Le CICE passera à 7% en 2017, soit un surcoût de 3,3 milliards €.
Les mesures qui disparaissent dans la saison fiscale
Parallèlement à ces encouragements fiscaux, les entrepreneurs n’oublieront pas les mesures qui sont conséquemment passées à la trappe. En particulier, l’augmentation du CICE se substitue aux autres mesures annoncées dans le cadre du pacte de responsabilité, comme la suppression de la C3S.
En soi, rappelons-le, la suppression de la C3S n’était pas une bonne nouvelle. Cette contribution est supposée équilibrer le RSI. Sa suppression entraînerait automatiquement la fusion du RSI avec le régime général, là où la fin du monopole du RSI sur la protection sociale des chefs d’entreprise est préférable. Il n’en reste pas moins que ces annonces apportent un bien-être à relativiser par rapport aux annonces initiales.
Le débat sur le prélèvement à la source fait rage
Les entreprises gagneraient aussi à se préoccuper de façon encore plus tenace du prélèvement à la source.
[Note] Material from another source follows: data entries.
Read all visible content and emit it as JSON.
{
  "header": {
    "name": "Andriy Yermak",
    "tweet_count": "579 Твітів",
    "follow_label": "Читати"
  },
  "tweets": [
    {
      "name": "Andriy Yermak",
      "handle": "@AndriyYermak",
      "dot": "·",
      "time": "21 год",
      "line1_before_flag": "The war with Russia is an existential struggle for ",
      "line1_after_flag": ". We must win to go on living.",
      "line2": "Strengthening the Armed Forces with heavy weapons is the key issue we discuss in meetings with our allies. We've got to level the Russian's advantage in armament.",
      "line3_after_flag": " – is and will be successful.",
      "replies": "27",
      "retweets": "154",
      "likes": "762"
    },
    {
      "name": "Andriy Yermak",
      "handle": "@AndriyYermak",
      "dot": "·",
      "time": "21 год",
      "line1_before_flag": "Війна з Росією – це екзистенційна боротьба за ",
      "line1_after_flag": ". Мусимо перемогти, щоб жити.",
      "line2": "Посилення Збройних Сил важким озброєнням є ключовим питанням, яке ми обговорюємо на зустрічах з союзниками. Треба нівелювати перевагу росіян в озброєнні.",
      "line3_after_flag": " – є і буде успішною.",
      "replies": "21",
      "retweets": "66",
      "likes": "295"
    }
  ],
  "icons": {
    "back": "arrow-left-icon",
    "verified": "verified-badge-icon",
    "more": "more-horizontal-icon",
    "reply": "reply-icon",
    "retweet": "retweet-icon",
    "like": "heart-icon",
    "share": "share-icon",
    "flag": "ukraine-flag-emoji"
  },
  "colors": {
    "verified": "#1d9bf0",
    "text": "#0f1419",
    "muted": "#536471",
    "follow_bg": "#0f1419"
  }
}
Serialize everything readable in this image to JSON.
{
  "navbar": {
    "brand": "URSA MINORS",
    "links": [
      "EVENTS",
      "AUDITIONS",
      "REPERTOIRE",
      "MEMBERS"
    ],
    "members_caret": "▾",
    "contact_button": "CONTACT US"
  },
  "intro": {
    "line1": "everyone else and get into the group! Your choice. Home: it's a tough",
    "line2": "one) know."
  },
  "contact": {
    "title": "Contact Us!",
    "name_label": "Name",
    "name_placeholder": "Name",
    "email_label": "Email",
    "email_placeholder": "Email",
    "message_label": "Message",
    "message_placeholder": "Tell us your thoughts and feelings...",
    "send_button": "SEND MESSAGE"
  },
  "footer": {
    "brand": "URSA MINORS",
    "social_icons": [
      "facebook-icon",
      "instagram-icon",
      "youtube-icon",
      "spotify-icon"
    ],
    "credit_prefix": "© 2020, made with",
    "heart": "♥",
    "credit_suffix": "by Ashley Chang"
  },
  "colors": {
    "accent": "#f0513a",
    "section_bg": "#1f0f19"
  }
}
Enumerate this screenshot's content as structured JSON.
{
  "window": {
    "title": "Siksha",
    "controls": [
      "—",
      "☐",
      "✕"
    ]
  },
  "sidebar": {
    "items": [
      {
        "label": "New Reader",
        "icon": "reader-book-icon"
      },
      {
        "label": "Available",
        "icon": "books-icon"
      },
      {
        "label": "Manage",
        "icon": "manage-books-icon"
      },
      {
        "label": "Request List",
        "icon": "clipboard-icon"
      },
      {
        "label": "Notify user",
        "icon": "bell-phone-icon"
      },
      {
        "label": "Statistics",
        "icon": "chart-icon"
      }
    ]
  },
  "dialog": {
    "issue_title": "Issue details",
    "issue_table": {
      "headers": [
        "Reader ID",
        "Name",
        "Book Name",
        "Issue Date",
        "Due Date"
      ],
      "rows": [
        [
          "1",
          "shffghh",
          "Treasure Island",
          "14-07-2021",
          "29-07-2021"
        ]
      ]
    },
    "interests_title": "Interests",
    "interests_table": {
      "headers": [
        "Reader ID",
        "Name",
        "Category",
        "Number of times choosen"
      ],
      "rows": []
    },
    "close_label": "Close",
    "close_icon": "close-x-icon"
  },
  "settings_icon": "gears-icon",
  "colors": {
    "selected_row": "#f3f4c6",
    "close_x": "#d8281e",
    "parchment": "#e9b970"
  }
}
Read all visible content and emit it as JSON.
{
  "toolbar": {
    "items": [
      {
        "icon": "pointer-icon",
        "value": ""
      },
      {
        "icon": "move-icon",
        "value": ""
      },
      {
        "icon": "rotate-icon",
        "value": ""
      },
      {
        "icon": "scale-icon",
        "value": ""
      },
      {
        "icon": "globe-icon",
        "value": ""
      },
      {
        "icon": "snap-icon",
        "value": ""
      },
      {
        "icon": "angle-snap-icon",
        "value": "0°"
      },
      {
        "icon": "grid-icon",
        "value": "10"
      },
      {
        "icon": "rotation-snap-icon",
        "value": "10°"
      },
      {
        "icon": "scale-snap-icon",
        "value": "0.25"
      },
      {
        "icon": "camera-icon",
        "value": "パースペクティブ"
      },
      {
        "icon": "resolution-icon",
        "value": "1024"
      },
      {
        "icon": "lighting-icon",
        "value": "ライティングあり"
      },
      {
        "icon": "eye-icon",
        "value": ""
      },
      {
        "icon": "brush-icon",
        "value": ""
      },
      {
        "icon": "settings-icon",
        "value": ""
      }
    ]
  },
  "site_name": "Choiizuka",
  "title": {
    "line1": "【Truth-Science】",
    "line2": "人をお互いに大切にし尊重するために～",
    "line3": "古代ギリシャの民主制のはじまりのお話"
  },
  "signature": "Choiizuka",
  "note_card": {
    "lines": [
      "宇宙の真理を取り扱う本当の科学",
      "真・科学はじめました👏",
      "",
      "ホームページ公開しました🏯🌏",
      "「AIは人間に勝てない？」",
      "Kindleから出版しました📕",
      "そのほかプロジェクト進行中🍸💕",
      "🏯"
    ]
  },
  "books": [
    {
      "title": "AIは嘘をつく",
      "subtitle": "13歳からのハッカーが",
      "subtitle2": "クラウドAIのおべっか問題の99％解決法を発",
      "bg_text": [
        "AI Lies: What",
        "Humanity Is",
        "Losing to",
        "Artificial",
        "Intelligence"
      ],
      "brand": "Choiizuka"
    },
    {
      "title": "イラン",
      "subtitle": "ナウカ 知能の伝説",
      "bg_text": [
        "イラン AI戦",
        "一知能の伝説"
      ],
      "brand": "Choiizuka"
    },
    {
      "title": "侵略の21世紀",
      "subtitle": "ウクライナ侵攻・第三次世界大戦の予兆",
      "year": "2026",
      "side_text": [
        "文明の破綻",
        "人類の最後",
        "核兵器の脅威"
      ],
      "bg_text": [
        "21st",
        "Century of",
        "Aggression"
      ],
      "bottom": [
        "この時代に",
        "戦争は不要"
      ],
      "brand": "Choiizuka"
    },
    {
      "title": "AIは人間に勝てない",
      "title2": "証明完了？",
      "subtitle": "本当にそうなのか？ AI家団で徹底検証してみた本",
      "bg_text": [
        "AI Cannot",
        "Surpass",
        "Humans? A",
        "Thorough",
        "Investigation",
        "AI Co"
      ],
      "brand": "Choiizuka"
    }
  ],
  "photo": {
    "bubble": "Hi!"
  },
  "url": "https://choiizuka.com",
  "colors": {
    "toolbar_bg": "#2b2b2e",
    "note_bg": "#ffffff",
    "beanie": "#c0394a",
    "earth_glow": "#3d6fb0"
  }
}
Dans la pratique, elles vont, sans compensation, se substituer à l’État pour collecter un impôt difficile à comprendre. Le prélèvement à la source ne dispensera pas le salarié d’une déclaration annuelle de revenus, et l’élasticité à la baisse des montants est loin d’être acquise.
Dans la pratique, l’État prépare donc l’externalisation partielle de l’une de ses missions auprès des entreprises, avec quelques objectifs simples. En particulier, c’est le chef d’entreprise qui sera désormais le premier à expliquer les baisses de rémunération dues à des variations fiscales, comme ils avaient dû expliquer les baisses de rémunération lors de la refiscalisation des heures supplémentaires.
On notera que la CGPME s’investit dans ce dossier.
Les patrons en ont ras-le-bol de la fiscalité…
Toutes ces annonces interviennent dans un cadre où l’impôt est fortement remis en cause par les entrepreneurs. Un baromètre Fiducial a permis de la vérifier. 81% des petits patrons français jugent la fiscalité inéquitable, et 68% la jugent confiscatoire. 83% d’entre eux sont convaincus qu’aucune baisse véritable d’impôt n’interviendra en 2017. Ces quelques chiffres prouvent bien toute la désillusion qui frappe les entrepreneurs et toute la rupture qui sépare de plus en plus les entreprises et la société française.
… que plus personne ne comprend
Au passage, les questions fiscales sont loin d’avoir livré tous leurs secrets. Un rapport de la commission européenne révèle cette semaine que les Etats membres n’ont pas collecté 14% de la TVA qui leur revenait (160 milliards d’euros en tout). Cette différence ne tient pas seulement à la fraude. Elle est aussi due aux faillites, à l’évasion fiscale et aux erreurs de calcul. La France se situe dans la moyenne européenne.
Bref, la perte de TVA illustre le vieillissement de notre fiscalité et son inadaptation à la réalité de l’appareil économique.
Le « deux poids-deux mesures » fiscal
Accessoirement, la polémique a continué sur la fiscalité des entreprises transnationales dont Apple constitue désormais la caricature. L’Irlande a interjeté un appel contre le redressement de 13 milliards d’euros décidé par la Commission Européenne. Cet étrange conflit nourrit l’idée que la fiscalité applicable aux petites entreprises ne peut être aussi clémente que la fiscalité applicable aux mastodontes américains. Ces circonstances ne favorisent pas le consentement à l’impôt.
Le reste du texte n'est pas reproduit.